Rendering falls into similar pitfalls to its contemporary antithesis. Aside from the software for creating images from a digital model, the act of rendering has biblical undertones. Gods render, acting instantly and righteously to enforce their will upon reality. The rendering is immutable and irrevocable, appearing instantly in hyper-resolution. Unlike collage, the form and style of the rendered object are open to cultural interpretation on their own terms. The digital space starts as a void and each element must be defined and drawn by the designer. Yet, in the same way, much of the indeterminacy is lost in the blunt action of the medium. There is no nuance in a render because the engine on which the medium is based does not understand open-endedness. A render manifests literally what is there in the digital space including all of its inadequacies. The approximated line of the site becomes solid planes of white that inform the design of that space. An unresolved moment does not appear as a void begging to be filled but as a crisply rendered block because, in the machine’s eyes, the project is always complete, exact and final, to the most minute detail.
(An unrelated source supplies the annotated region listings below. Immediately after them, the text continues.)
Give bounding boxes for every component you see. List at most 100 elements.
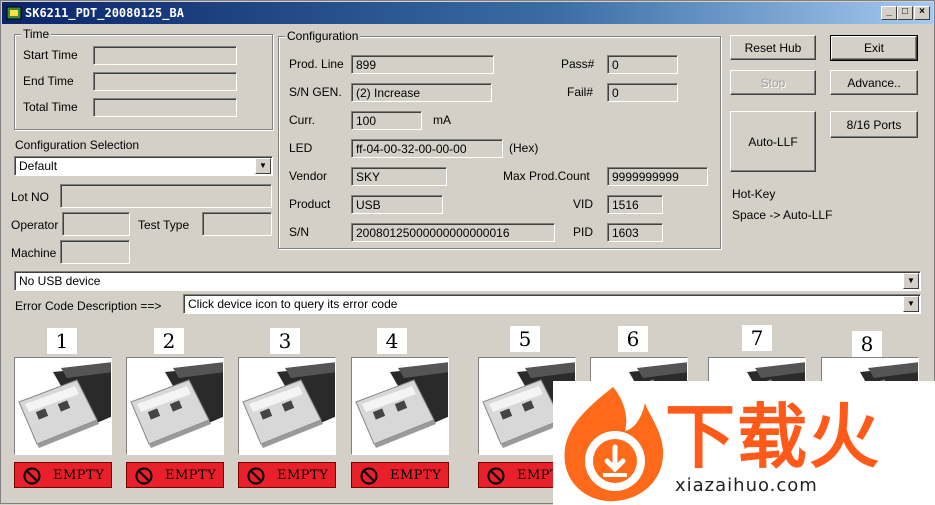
start-time-field: [93, 46, 237, 65]
config-selection-value: Default: [19, 159, 58, 173]
pid-field: 1603: [607, 223, 663, 242]
port-status-2: EMPTY: [126, 462, 224, 488]
port-status-4: EMPTY: [351, 462, 449, 488]
end-time-label: End Time: [23, 74, 74, 88]
chevron-down-icon[interactable]: ▼: [903, 273, 919, 289]
app-icon: [6, 6, 22, 20]
curr-field: 100: [351, 111, 422, 130]
usb-drive-icon: [127, 358, 223, 454]
pass-label: Pass#: [561, 57, 595, 71]
vid-field: 1516: [607, 195, 663, 214]
usb-device-dropdown[interactable]: No USB device ▼: [14, 271, 921, 291]
machine-label: Machine: [11, 246, 57, 260]
exit-button[interactable]: Exit: [830, 35, 918, 61]
stop-button[interactable]: Stop: [730, 70, 816, 95]
port-number-3: 3: [270, 328, 300, 354]
watermark-text: 下载火: [665, 396, 881, 478]
watermark-url: xiazaihuo.com: [675, 475, 818, 496]
configuration-group-label: Configuration: [285, 29, 361, 43]
window-title: SK6211_PDT_20080125_BA: [25, 6, 184, 20]
port-device-button-2[interactable]: [126, 357, 224, 455]
port-status-text: EMPTY: [390, 468, 442, 483]
chevron-down-icon[interactable]: ▼: [903, 296, 919, 312]
sn-label: S/N: [289, 225, 310, 239]
watermark: 下载火 xiazaihuo.com: [553, 381, 935, 505]
maximize-button[interactable]: □: [897, 6, 913, 20]
close-button[interactable]: ×: [914, 6, 930, 20]
port-status-3: EMPTY: [238, 462, 336, 488]
auto-llf-button[interactable]: Auto-LLF: [730, 111, 816, 172]
total-time-field: [93, 98, 237, 117]
port-number-5: 5: [510, 326, 540, 352]
port-status-text: EMPTY: [165, 468, 217, 483]
test-type-label: Test Type: [138, 218, 190, 232]
port-status-1: EMPTY: [14, 462, 112, 488]
watermark-fire-logo: [564, 387, 664, 502]
start-time-label: Start Time: [23, 48, 78, 62]
error-code-label: Error Code Description ==>: [15, 299, 162, 313]
prohibited-icon: [360, 467, 378, 485]
sn-gen-label: S/N GEN.: [289, 85, 342, 99]
prohibited-icon: [247, 467, 265, 485]
operator-field[interactable]: [62, 212, 130, 236]
prohibited-icon: [135, 467, 153, 485]
time-group-label: Time: [21, 27, 52, 41]
vendor-field: SKY: [351, 167, 447, 186]
vendor-label: Vendor: [289, 169, 328, 183]
test-type-field[interactable]: [202, 212, 272, 236]
chevron-down-icon[interactable]: ▼: [255, 158, 271, 174]
usb-drive-icon: [15, 358, 111, 454]
error-code-value: Click device icon to query its error cod…: [188, 297, 398, 311]
error-code-dropdown[interactable]: Click device icon to query its error cod…: [183, 294, 921, 314]
config-selection-label: Configuration Selection: [15, 138, 140, 152]
port-number-4: 4: [377, 328, 407, 354]
app-window: SK6211_PDT_20080125_BA _ □ × Time Start …: [0, 0, 935, 505]
total-time-label: Total Time: [23, 100, 78, 114]
pid-label: PID: [573, 225, 594, 239]
vid-label: VID: [573, 197, 594, 211]
port-device-button-4[interactable]: [351, 357, 449, 455]
lot-no-label: Lot NO: [11, 190, 50, 204]
port-status-text: EMPTY: [277, 468, 329, 483]
lot-no-field[interactable]: [60, 184, 272, 208]
product-label: Product: [289, 197, 331, 211]
port-number-8: 8: [852, 331, 882, 357]
led-field: ff-04-00-32-00-00-00: [351, 139, 503, 158]
curr-unit: mA: [433, 113, 451, 127]
pass-field: 0: [607, 55, 678, 74]
port-number-1: 1: [47, 328, 77, 354]
ports-toggle-button[interactable]: 8/16 Ports: [830, 111, 918, 138]
prohibited-icon: [487, 467, 505, 485]
max-prod-count-field: 9999999999: [607, 167, 708, 186]
port-number-6: 6: [618, 326, 648, 352]
sn-gen-field: (2) Increase: [351, 83, 492, 102]
end-time-field: [93, 72, 237, 91]
fail-label: Fail#: [567, 85, 594, 99]
advance-button[interactable]: Advance..: [830, 70, 918, 95]
prod-line-label: Prod. Line: [289, 57, 344, 71]
port-number-7: 7: [742, 325, 772, 351]
port-device-button-1[interactable]: [14, 357, 112, 455]
port-status-text: EMPTY: [53, 468, 105, 483]
product-field: USB: [351, 195, 443, 214]
operator-label: Operator: [11, 218, 59, 232]
config-selection-dropdown[interactable]: Default ▼: [14, 156, 273, 176]
hotkey-title: Hot-Key: [732, 187, 776, 201]
port-number-2: 2: [154, 328, 184, 354]
minimize-button[interactable]: _: [881, 6, 897, 20]
fail-field: 0: [607, 83, 678, 102]
led-label: LED: [289, 141, 313, 155]
usb-drive-icon: [352, 358, 448, 454]
machine-field[interactable]: [60, 240, 130, 264]
max-prod-count-label: Max Prod.Count: [503, 169, 590, 183]
usb-drive-icon: [239, 358, 335, 454]
curr-label: Curr.: [289, 113, 316, 127]
hotkey-description: Space -> Auto-LLF: [732, 208, 833, 222]
led-unit: (Hex): [509, 141, 539, 155]
prohibited-icon: [23, 467, 41, 485]
port-device-button-3[interactable]: [238, 357, 336, 455]
usb-device-value: No USB device: [19, 274, 101, 288]
title-bar[interactable]: SK6211_PDT_20080125_BA _ □ ×: [2, 2, 933, 24]
reset-hub-button[interactable]: Reset Hub: [730, 35, 816, 60]
prod-line-field: 899: [351, 55, 494, 74]
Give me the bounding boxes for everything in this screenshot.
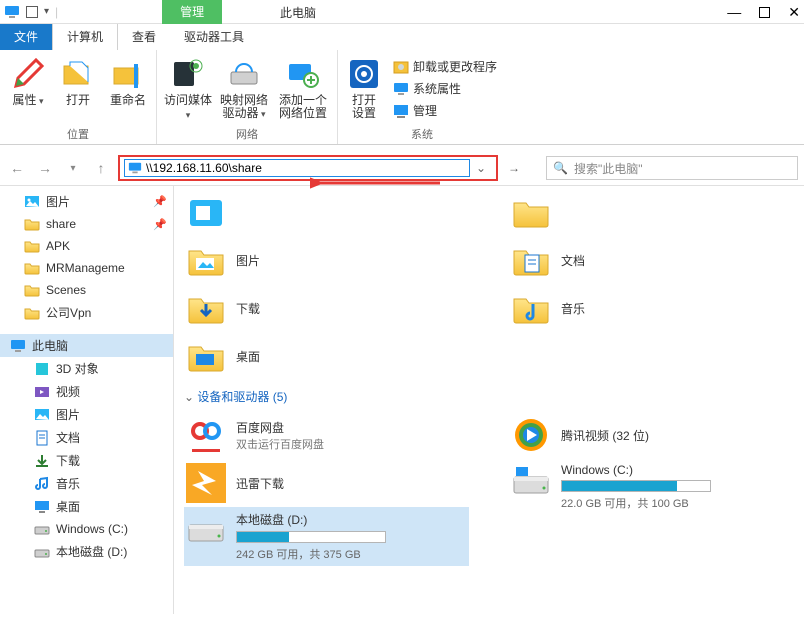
tab-computer[interactable]: 计算机: [52, 22, 118, 50]
main-split: 图片📌share📌APKMRManagemeScenes公司Vpn 此电脑 3D…: [0, 185, 804, 614]
forward-button[interactable]: →: [34, 157, 56, 179]
drive-c-usage-bar: [561, 480, 711, 492]
sidebar-item[interactable]: 本地磁盘 (D:): [0, 540, 173, 563]
access-media-button[interactable]: 访问媒体: [163, 54, 213, 124]
up-button[interactable]: ↑: [90, 157, 112, 179]
folder-item[interactable]: 音乐: [509, 284, 794, 332]
back-button[interactable]: ←: [6, 157, 28, 179]
ribbon-group-system: 打开 设置 卸载或更改程序 系统属性 管理 系统: [338, 50, 506, 144]
folder-item[interactable]: 文档: [509, 236, 794, 284]
qat-checkbox-icon[interactable]: [26, 6, 38, 18]
folder-item[interactable]: 下载: [184, 284, 469, 332]
properties-button[interactable]: 属性: [6, 54, 50, 124]
tab-drive-tools[interactable]: 驱动器工具: [170, 23, 258, 50]
address-dropdown-icon[interactable]: ⌄: [470, 161, 492, 175]
system-properties-button[interactable]: 系统属性: [390, 79, 500, 98]
sidebar-item[interactable]: 公司Vpn: [0, 301, 173, 324]
sidebar-item[interactable]: 文档: [0, 426, 173, 449]
sidebar-item[interactable]: 视频: [0, 380, 173, 403]
quick-access-toolbar: ▾ |: [0, 4, 62, 20]
pc-icon: [4, 4, 20, 20]
minimize-button[interactable]: —: [727, 4, 741, 20]
ribbon-group-network: 访问媒体 映射网络 驱动器 添加一个 网络位置 网络: [157, 50, 338, 144]
drive-d-usage-bar: [236, 531, 386, 543]
rename-button[interactable]: 重命名: [106, 54, 150, 124]
sidebar-item[interactable]: Scenes: [0, 279, 173, 301]
qat-dropdown-icon[interactable]: ▾: [44, 6, 49, 17]
address-bar[interactable]: [124, 159, 470, 177]
window-title: 此电脑: [280, 4, 316, 21]
sidebar-item[interactable]: share📌: [0, 213, 173, 235]
go-button[interactable]: →: [504, 161, 524, 175]
tab-file[interactable]: 文件: [0, 23, 52, 50]
annotation-arrow: [310, 177, 450, 207]
uninstall-programs-button[interactable]: 卸载或更改程序: [390, 57, 500, 76]
device-xunlei[interactable]: 迅雷下载: [184, 459, 469, 507]
pin-icon: 📌: [153, 218, 167, 231]
pin-icon: 📌: [153, 195, 167, 208]
sidebar-item[interactable]: 音乐: [0, 472, 173, 495]
ribbon-tabs: 文件 计算机 查看 驱动器工具: [0, 24, 804, 50]
devices-header[interactable]: 设备和驱动器 (5): [184, 388, 794, 405]
search-box[interactable]: 🔍 搜索"此电脑": [546, 156, 798, 180]
sidebar-item[interactable]: Windows (C:): [0, 518, 173, 540]
folder-item[interactable]: 图片: [184, 236, 469, 284]
title-bar: ▾ | 管理 此电脑 — ✕: [0, 0, 804, 24]
navigation-pane[interactable]: 图片📌share📌APKMRManagemeScenes公司Vpn 此电脑 3D…: [0, 186, 174, 614]
ribbon-group-location: 属性 打开 重命名 位置: [0, 50, 157, 144]
drive-d[interactable]: 本地磁盘 (D:) 242 GB 可用，共 375 GB: [184, 507, 469, 566]
folder-item[interactable]: 桌面: [184, 332, 469, 380]
tab-view[interactable]: 查看: [118, 23, 170, 50]
sidebar-item[interactable]: 3D 对象: [0, 357, 173, 380]
sidebar-item[interactable]: APK: [0, 235, 173, 257]
close-button[interactable]: ✕: [788, 4, 800, 21]
address-input[interactable]: [146, 161, 466, 175]
add-network-location-button[interactable]: 添加一个 网络位置: [275, 54, 331, 124]
recent-locations-button[interactable]: ▾: [62, 157, 84, 179]
device-tencent[interactable]: 腾讯视频 (32 位): [509, 411, 794, 459]
pc-icon: [128, 161, 142, 175]
open-button[interactable]: 打开: [56, 54, 100, 124]
maximize-button[interactable]: [759, 7, 770, 18]
open-settings-button[interactable]: 打开 设置: [344, 54, 384, 124]
sidebar-item[interactable]: 图片📌: [0, 190, 173, 213]
sidebar-this-pc[interactable]: 此电脑: [0, 334, 173, 357]
device-baidu[interactable]: 百度网盘双击运行百度网盘: [184, 411, 469, 459]
map-drive-button[interactable]: 映射网络 驱动器: [219, 54, 269, 124]
search-icon: 🔍: [553, 161, 568, 175]
manage-button[interactable]: 管理: [390, 101, 500, 120]
search-placeholder: 搜索"此电脑": [574, 160, 643, 177]
drive-c[interactable]: Windows (C:) 22.0 GB 可用，共 100 GB: [509, 459, 794, 515]
contextual-tab-manage[interactable]: 管理: [162, 0, 222, 24]
sidebar-item[interactable]: 桌面: [0, 495, 173, 518]
sidebar-item[interactable]: 图片: [0, 403, 173, 426]
sidebar-item[interactable]: MRManageme: [0, 257, 173, 279]
folder-item[interactable]: [509, 188, 794, 236]
content-area[interactable]: 图片下载桌面 文档音乐 设备和驱动器 (5) 百度网盘双击运行百度网盘 迅雷下载: [174, 186, 804, 614]
ribbon: 属性 打开 重命名 位置 访问媒体 映射网络 驱动器: [0, 50, 804, 145]
sidebar-item[interactable]: 下载: [0, 449, 173, 472]
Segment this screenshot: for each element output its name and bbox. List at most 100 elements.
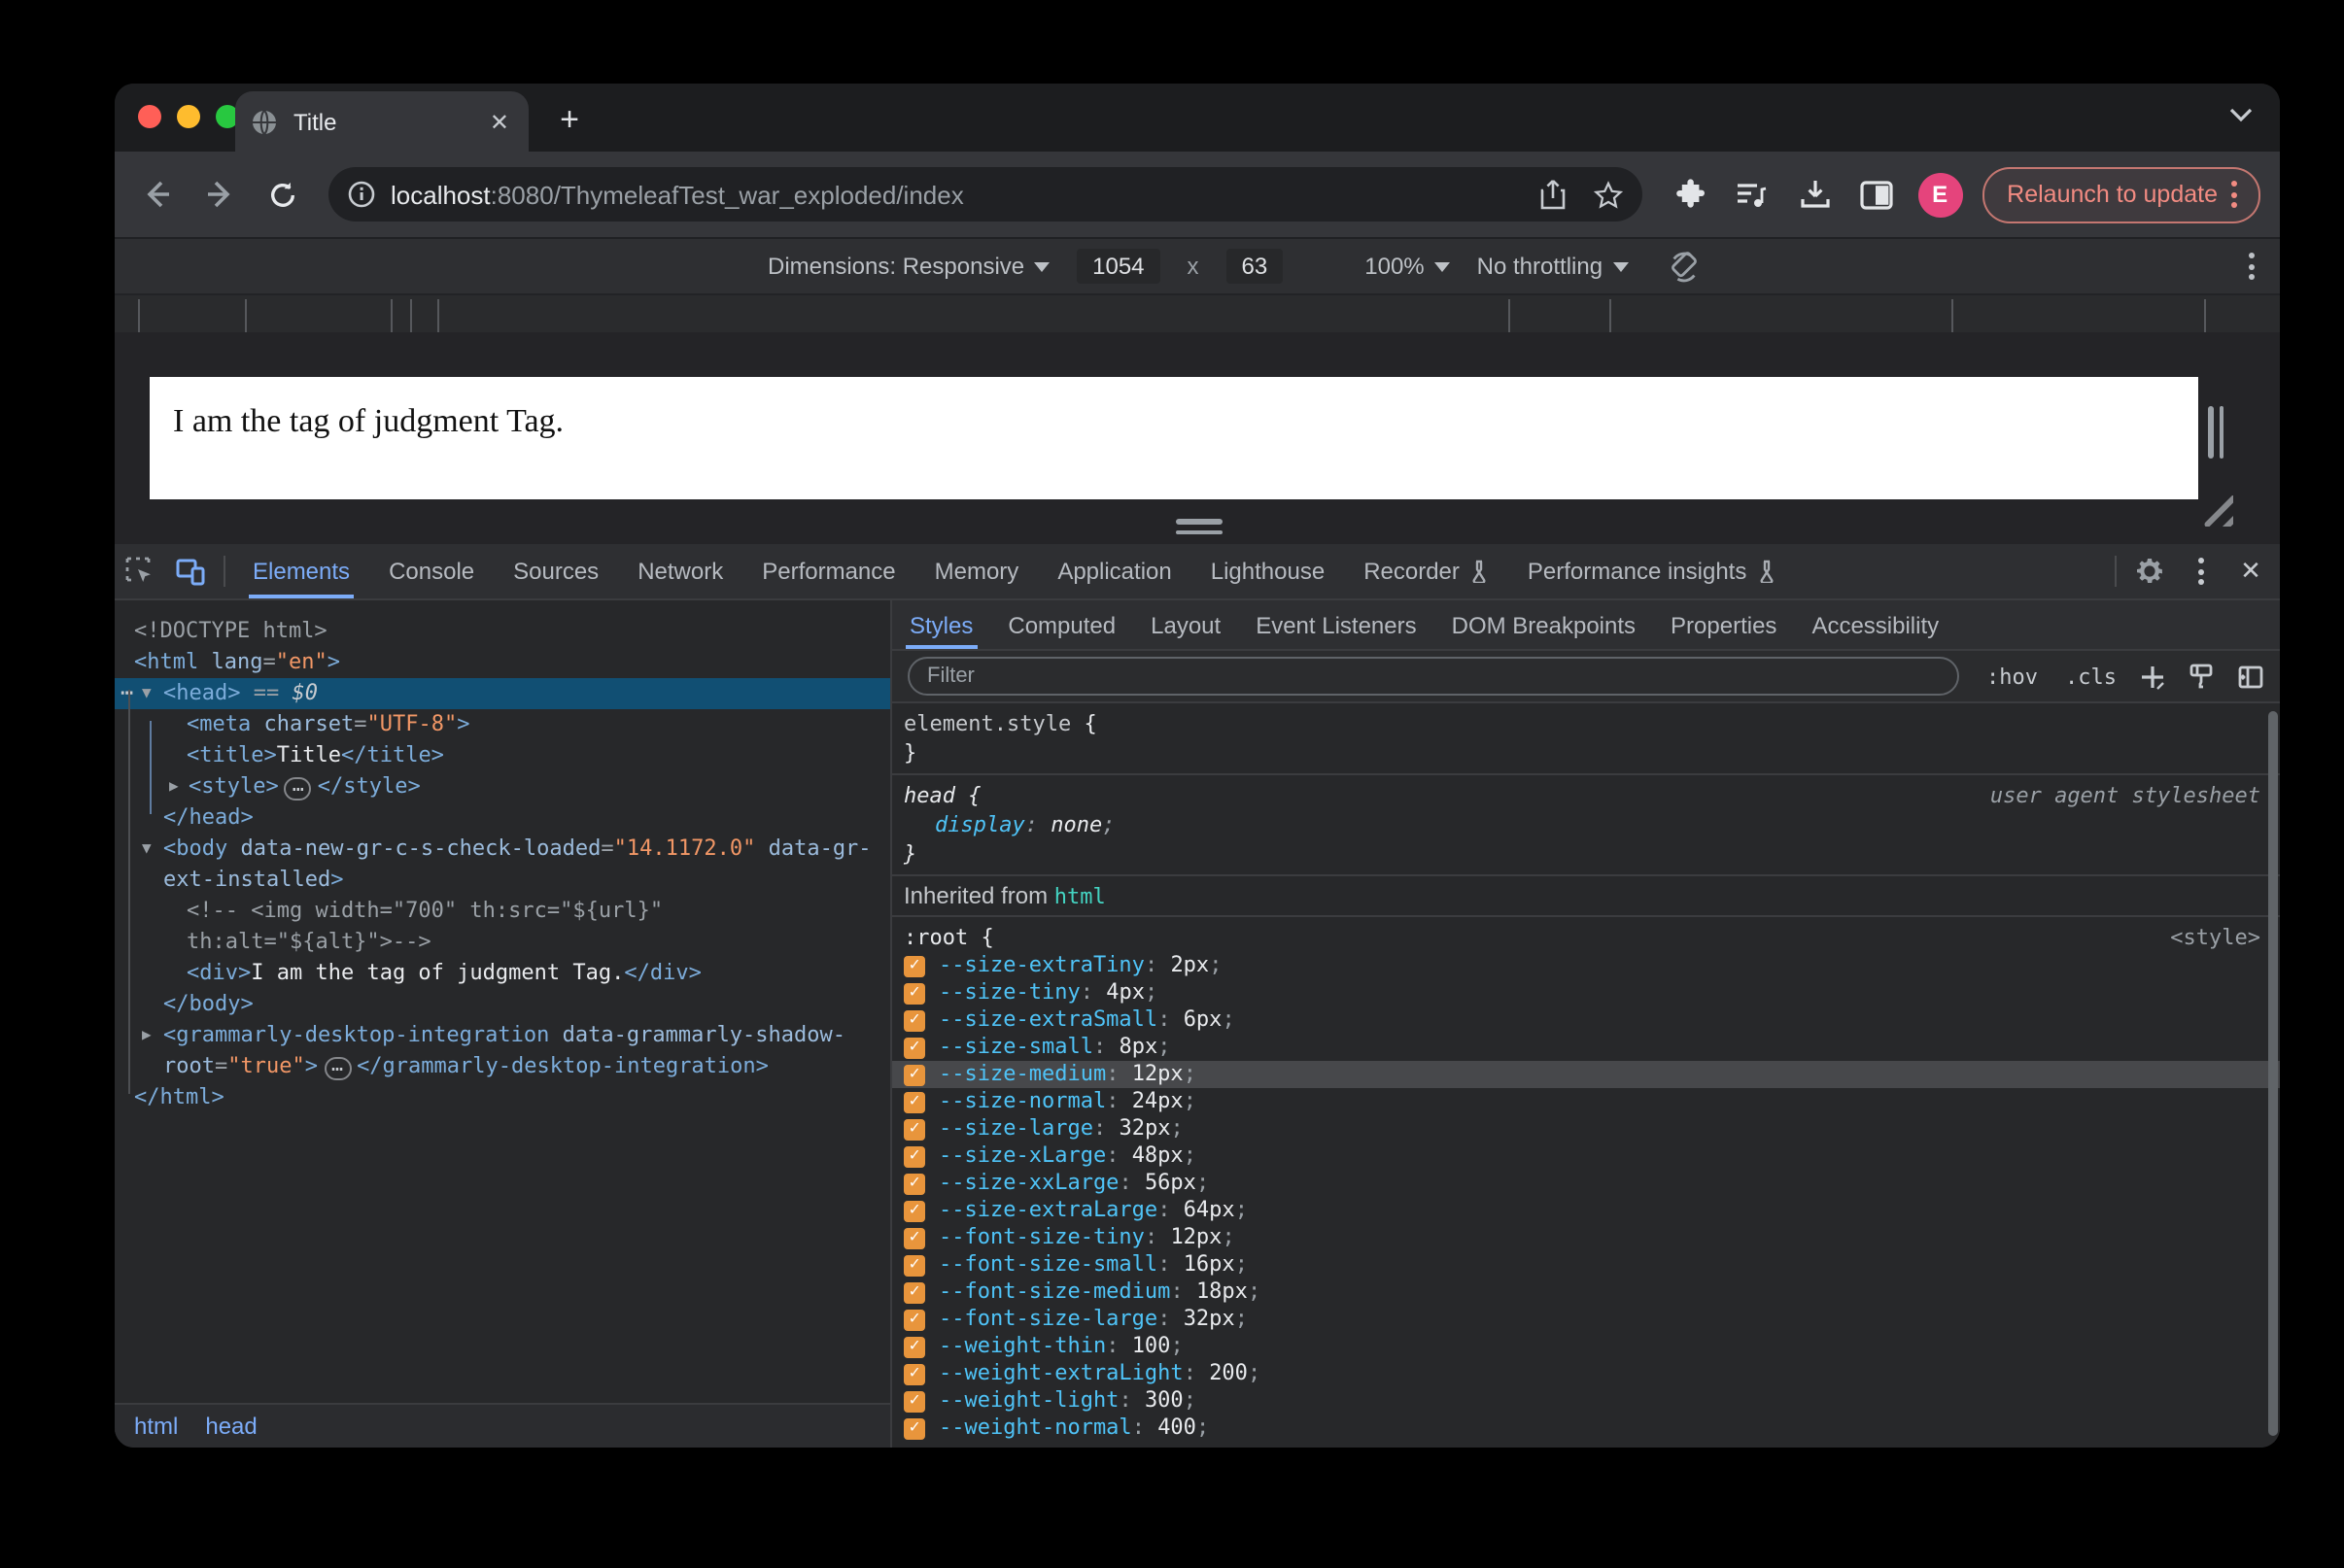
dom-node[interactable]: <!-- <img width="700" th:src="${url}" [115, 896, 890, 927]
viewport-corner-resize-handle[interactable] [2202, 495, 2233, 527]
devtools-tab-performance-insights[interactable]: Performance insights [1508, 544, 1795, 598]
property-enabled-checkbox[interactable]: ✓ [904, 1336, 925, 1357]
dom-node[interactable]: </body> [115, 989, 890, 1020]
dimensions-select[interactable]: Dimensions: Responsive [768, 253, 1051, 280]
dom-node[interactable]: </html> [115, 1082, 890, 1113]
dom-node[interactable]: <meta charset="UTF-8"> [115, 709, 890, 740]
dom-tree[interactable]: <!DOCTYPE html> <html lang="en"> ⋯ ▼ <head> … [115, 616, 890, 1405]
profile-avatar[interactable]: E [1917, 172, 1963, 217]
property-enabled-checkbox[interactable]: ✓ [904, 955, 925, 976]
dom-node[interactable]: th:alt="${alt}">--> [115, 927, 890, 958]
css-property-row[interactable]: ✓ --size-normal: 24px; [892, 1088, 2280, 1115]
dom-node[interactable]: <div>I am the tag of judgment Tag.</div> [115, 958, 890, 989]
styles-subtab-dom-breakpoints[interactable]: DOM Breakpoints [1434, 600, 1653, 649]
scrollbar-thumb[interactable] [2268, 711, 2278, 1436]
devtools-tab-lighthouse[interactable]: Lighthouse [1191, 544, 1344, 598]
styles-subtab-styles[interactable]: Styles [892, 600, 990, 649]
bookmark-star-icon[interactable] [1593, 180, 1623, 209]
css-property-row[interactable]: ✓ --size-xxLarge: 56px; [892, 1170, 2280, 1197]
url-bar[interactable]: localhost:8080/ThymeleafTest_war_explode… [328, 167, 1642, 222]
device-height-input[interactable]: 63 [1225, 249, 1284, 284]
share-icon[interactable] [1538, 179, 1566, 210]
zoom-select[interactable]: 100% [1364, 253, 1450, 280]
new-style-rule-icon[interactable] [2140, 664, 2165, 689]
property-enabled-checkbox[interactable]: ✓ [904, 1227, 925, 1248]
devtools-tab-sources[interactable]: Sources [494, 544, 618, 598]
relaunch-to-update-button[interactable]: Relaunch to update [1982, 166, 2260, 222]
styles-subtab-properties[interactable]: Properties [1653, 600, 1794, 649]
throttling-select[interactable]: No throttling [1477, 253, 1629, 280]
property-enabled-checkbox[interactable]: ✓ [904, 1200, 925, 1221]
media-controls-icon[interactable] [1727, 169, 1777, 220]
css-property-row[interactable]: ✓ --size-tiny: 4px; [892, 979, 2280, 1006]
css-property-row[interactable]: ✓ --font-size-medium: 18px; [892, 1278, 2280, 1306]
devtools-tab-memory[interactable]: Memory [915, 544, 1039, 598]
selector[interactable]: :root [904, 925, 968, 950]
collapse-arrow-icon[interactable]: ▼ [142, 834, 152, 865]
site-info-icon[interactable] [348, 181, 375, 208]
rendering-emulation-icon[interactable] [2189, 663, 2214, 690]
extensions-puzzle-icon[interactable] [1665, 169, 1715, 220]
css-property-row[interactable]: ✓ --size-small: 8px; [892, 1034, 2280, 1061]
expand-arrow-icon[interactable]: ▶ [169, 771, 179, 802]
css-property-row[interactable]: ✓ --font-size-small: 16px; [892, 1251, 2280, 1278]
dom-node[interactable]: root="true">… </grammarly-desktop-integra… [115, 1051, 890, 1082]
css-property-row[interactable]: ✓ --size-large: 32px; [892, 1115, 2280, 1142]
styles-subtab-event-listeners[interactable]: Event Listeners [1238, 600, 1433, 649]
css-property-row[interactable]: ✓ --weight-extraLight: 200; [892, 1360, 2280, 1387]
devtools-tab-application[interactable]: Application [1038, 544, 1190, 598]
property-enabled-checkbox[interactable]: ✓ [904, 1009, 925, 1031]
new-tab-button[interactable]: + [546, 99, 593, 142]
property-enabled-checkbox[interactable]: ✓ [904, 1390, 925, 1412]
viewport-height-resize-handle[interactable] [1176, 519, 1223, 534]
close-window-button[interactable] [138, 105, 161, 128]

The form is not drawn out from the void but translated in total resolution from digital to physical space. Unlike in the real world, there are no maybes.

In architecture ‘render’ also designates a type of finish, the sleek final-coat to a wall. It hides the inevitable defects of constructing reality and aims towards some higher ideal of what the architecture is: perfect, clean and white. However architecture is never perfect, clean nor white, and the edges of the architect’s vision are always indefinite until they are at last made real. Collaging and rendering aim to absolutely define things that architecture as a practice cannot. Collaging is explicit about invention and reference yet suppresses the linear design process that comes after. It is ignorant of the fact that the many threads of an idea are impossible to collate. Rendering projects a formal absoluteness that belies the inherent uncertainty both of the mind of the architect and of the world we must work in. In this way, both practices could do best to draw inspiration from their predecessor, the humble pencil. If architecture cannot codify a media practice that learns to embrace indeterminacy and ‘TBC’, architectural invention will struggle to retain a foothold in the offices of the future.

Cameron lives in Berlin, working on a variety of architecture and writing projects alongside being a freelance designer for Unknown Works, an architecture practice in London.